Though there were a few bright spots in Netflix’s earnings report today, investors didn’t react too kindly to the company’s big miss on adding new subscribers. With Netflix anticipating 5 million new subscribers for the quarter, the streaming giant only managed to add about 2.7 million new subscribers. As a point of contrast, Netflix during the same quarter a year ago managed to add nearly 5.5 million new subscribers.

Netflix, though, does have a few plans designed to boost overall subscriber numbers. Aside from its tried-and-true strategy of rolling out an endless amount of fresh content, the company’s letter to investor disclosed a plan to roll out a more affordable and mobile-only streaming plan for users in India. So whereas the base plan for Netflix plans allows users to consume content via HDTVs, computers, and mobile devices, the new discounted plan will only work on smartphones.

Netflix said the new streaming tier will begin rolling out this quarter, though it failed to provide any specifics.

The company’s letter to investors reads in part:

After several months of testing, we’ve decided to roll out a lower-priced mobile-screen plan in India to complement our existing plans. We believe this plan, which will launch in Q3, will be an effective way to introduce a larger number of people in India to Netflix and to further expand our business in a market where Pay TV ARPU is low (below $5). We will continue to learn more after launch of this plan.

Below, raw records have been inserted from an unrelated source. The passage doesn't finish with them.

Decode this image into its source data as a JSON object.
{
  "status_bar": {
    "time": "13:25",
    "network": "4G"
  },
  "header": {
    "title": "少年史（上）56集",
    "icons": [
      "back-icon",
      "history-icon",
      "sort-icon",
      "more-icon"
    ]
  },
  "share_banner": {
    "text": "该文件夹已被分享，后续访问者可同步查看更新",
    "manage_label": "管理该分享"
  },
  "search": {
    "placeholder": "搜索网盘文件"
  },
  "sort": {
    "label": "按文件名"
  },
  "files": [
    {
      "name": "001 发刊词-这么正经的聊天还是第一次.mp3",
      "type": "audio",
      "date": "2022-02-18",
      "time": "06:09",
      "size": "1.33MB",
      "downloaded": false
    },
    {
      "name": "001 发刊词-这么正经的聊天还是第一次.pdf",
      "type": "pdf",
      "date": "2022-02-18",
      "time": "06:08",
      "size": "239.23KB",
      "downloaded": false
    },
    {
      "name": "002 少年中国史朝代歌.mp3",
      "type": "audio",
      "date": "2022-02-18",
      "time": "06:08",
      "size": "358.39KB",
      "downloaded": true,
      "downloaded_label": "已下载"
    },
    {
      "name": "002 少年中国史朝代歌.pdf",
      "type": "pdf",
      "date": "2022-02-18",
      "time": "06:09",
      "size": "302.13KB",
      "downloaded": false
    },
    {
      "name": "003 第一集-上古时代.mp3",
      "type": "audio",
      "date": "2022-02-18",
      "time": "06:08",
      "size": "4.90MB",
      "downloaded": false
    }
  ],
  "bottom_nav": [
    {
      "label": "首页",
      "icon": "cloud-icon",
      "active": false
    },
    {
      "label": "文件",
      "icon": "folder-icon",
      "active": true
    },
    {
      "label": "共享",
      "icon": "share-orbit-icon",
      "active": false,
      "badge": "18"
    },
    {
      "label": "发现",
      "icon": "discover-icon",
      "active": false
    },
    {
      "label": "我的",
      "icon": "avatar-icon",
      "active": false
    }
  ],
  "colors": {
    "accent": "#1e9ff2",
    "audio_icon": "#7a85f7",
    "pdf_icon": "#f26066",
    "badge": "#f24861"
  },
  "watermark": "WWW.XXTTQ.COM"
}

It stands to reason that this mobile-only tier will not have an HD viewing option. Further, it’s not clear if tablets will be considered mobile devices for purposes of the plan.

The focus on overall new subscribers is interesting given that subscriber churn doesn’t seem to be much of an issue for the company. Further, and on a related note, subscribers are seemingly sticking with the service even after a series of high-profile price increases. At the end of the day, Netflix’s ability to boost revenue should matter more than any given increase in new subscribers over an arbitrary three-month period. In a way, the laser-like focus on new subscribers is akin to the obsession investors continue to have with iPhone unit sales.